Hi, To answer some of my own idiocy, I've been looking at the system installed headers for the below structs, and there is already variance. MariaDB (libmariadb/include/mariadb_com.h, and installed onto my system by mariadb-connector-c): typedef struct st_udf_args { unsigned int arg_count; /* Number of arguments */ enum Item_result *arg_type; /* Pointer to item_results */ char **args; /* Pointer to argument */ unsigned long *lengths; /* Length of string arguments */ char *maybe_null; /* Set to 1 for all maybe_null args */ } UDF_ARGS; MySQL (specifically as installed by mysql-connector-c, apparently): typedef struct UDF_ARGS { unsigned int arg_count; /**< Number of arguments */ enum Item_result *arg_type; /**< Pointer to item_results */ char **args; /**< Pointer to argument */ unsigned long *lengths; /**< Length of string arguments */ char *maybe_null; /**< Set to 1 for all maybe_null args */ char **attributes; /**< Pointer to attribute name */ unsigned long *attribute_lengths; /**< Length of attribute arguments */ void *extension; } UDF_ARGS; Since these are not installed by the two server components I'm already wondering about the safety of the relevant changes I'm suggesting. Or are UDFs somehow handled by the connector packages? And is it 100% accident that ->attributes get set to the function argument strings, eg, for uls_inet6_network_address('::ffff:192.168.1.123', 120); attributes[0] = "'::ffff:192.168.1.123'" and attributes[1]="120" Thanks for any pointers and guidance as to how to approach this, in the meantime I've managed to work around this by invoking the functions as CAST(uls_inet6... AS CHAR) which does the trick, but IMHO is nasty, so I'd still prefer to sort the below. Given the above, I suspect that's why MySQL introduced the "wrapper functions" to access data, which I reckon to a large degree makes sense. I'd need to check the MySQL codebase as well, unless someone perhaps have some insight? Kind regards, Jaco On 2024/06/24 17:13, Jaco Kroon via developers wrote:
Hi,
It's a known issue that strings to and from UDF functions are a pain (https://dev.mysql.com/blog-archive/a-tale-of-udfs-with-character-sets/, amongst others).
Most recently I ran into an issue trying to create a UDF to assist with IPv6 manipulations (in it's current, not working as ex form at https://github.com/jkroonza/uls-mysql/blob/master/src/uls_inet6.c).

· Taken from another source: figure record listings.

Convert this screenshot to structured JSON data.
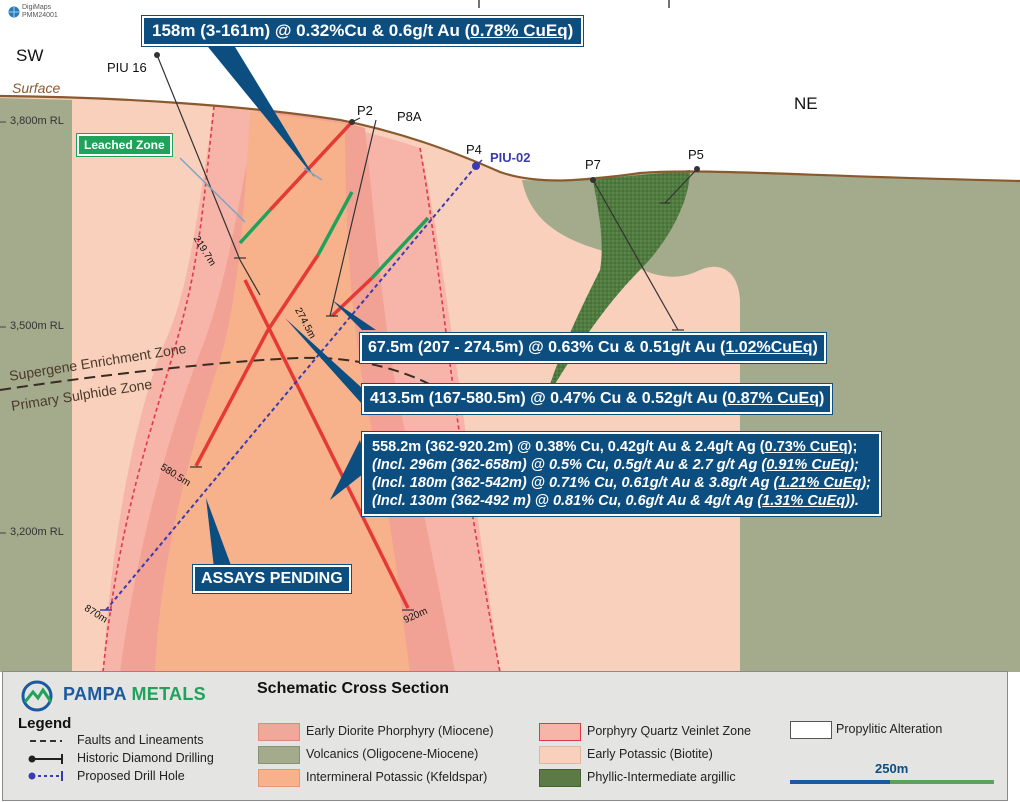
{
  "logo_corner": {
    "line1": "DigiMaps",
    "line2": "PMM24001"
  },
  "directions": {
    "left": "SW",
    "right": "NE"
  },
  "surface_label": "Surface",
  "rl_labels": [
    "3,800m RL",
    "3,500m RL",
    "3,200m RL"
  ],
  "holes": {
    "piu16": "PIU 16",
    "p2": "P2",
    "p8a": "P8A",
    "p4": "P4",
    "piu02": "PIU-02",
    "p7": "P7",
    "p5": "P5"
  },
  "depths": {
    "d219": "219.7m",
    "d274": "274.5m",
    "d580": "580.5m",
    "d870": "870m",
    "d920": "920m"
  },
  "zones": {
    "supergene": "Supergene Enrichment Zone",
    "primary": "Primary Sulphide Zone"
  },
  "leached_zone": "Leached Zone",
  "callouts": {
    "c1": {
      "text": "158m (3-161m) @ 0.32%Cu & 0.6g/t Au (",
      "eq": "0.78% CuEq",
      "tail": ")"
    },
    "c2": {
      "text": "67.5m (207 - 274.5m) @ 0.63% Cu & 0.51g/t Au (",
      "eq": "1.02%CuEq",
      "tail": ")"
    },
    "c3": {
      "text": "413.5m (167-580.5m) @ 0.47% Cu & 0.52g/t Au (",
      "eq": "0.87% CuEq",
      "tail": ")"
    },
    "c4": {
      "l1": "558.2m (362-920.2m) @ 0.38% Cu, 0.42g/t Au & 2.4g/t Ag (",
      "l1eq": "0.73% CuEq",
      "l1tail": ");",
      "l2": "(Incl. 296m (362-658m) @ 0.5% Cu, 0.5g/t Au & 2.7 g/t Ag (",
      "l2eq": "0.91% CuEq",
      "l2tail": ");",
      "l3": "(Incl. 180m (362-542m) @ 0.71% Cu, 0.61g/t Au & 3.8g/t Ag (",
      "l3eq": "1.21% CuEq",
      "l3tail": ");",
      "l4": "(Incl. 130m (362-492 m) @ 0.81% Cu, 0.6g/t Au & 4g/t Ag (",
      "l4eq": "1.31% CuEq",
      "l4tail": "))."
    },
    "pending": "ASSAYS PENDING"
  },
  "legend": {
    "brand_a": "PAMPA",
    "brand_b": " METALS",
    "title": "Legend",
    "section_title": "Schematic Cross Section",
    "lines": [
      "Faults and Lineaments",
      "Historic Diamond Drilling",
      "Proposed Drill Hole"
    ],
    "units": [
      {
        "label": "Early Diorite Phorphyry (Miocene)",
        "color": "#f0a89a"
      },
      {
        "label": "Volcanics (Oligocene-Miocene)",
        "color": "#a3ab8c"
      },
      {
        "label": "Intermineral Potassic (Kfeldspar)",
        "color": "#f7b28c"
      },
      {
        "label": "Porphyry Quartz Veinlet Zone",
        "color": "#f7b4a8"
      },
      {
        "label": "Early Potassic (Biotite)",
        "color": "#f8d0bc"
      },
      {
        "label": "Phyllic-Intermediate argillic",
        "color": "#5b7a45"
      },
      {
        "label": "Propylitic Alteration",
        "color": "#ffffff"
      }
    ],
    "scale": "250m"
  },
  "colors": {
    "callout": "#0d4e80",
    "hit": "#e53935",
    "leached": "#1fa35a",
    "proposed": "#3b3bb0"
  }
}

The two UDF functions there is intended to find the "network" (first) and "broadcast" (last) address of a range, with the intention to add functions to perform other manipulations (like adding some offset to an IPv6, or even add two IPv6's together, eg, to find the "next" network for 2c0f:f720::/40 you can add 0:0:100:: to 2c0f:f720::).
The referenced works great when you get values from inet6 column to pass to the function (it gets transformed into textual presentation before being passed to the UDF) eg:
MariaDB [test]> select uls_inet6_network_address('::ffff:192.168.1.123', 120); +--------------------------------------------------------+ | uls_inet6_network_address('::ffff:192.168.1.123', 120) | +--------------------------------------------------------+ | ::ffff:192.168.1.0 | +--------------------------------------------------------+ 1 row in set (0.001 sec)
However, given this:
MariaDB [test]> create table t(t inet6 not null, primary key(t)); Query OK, 0 rows affected (0.024 sec)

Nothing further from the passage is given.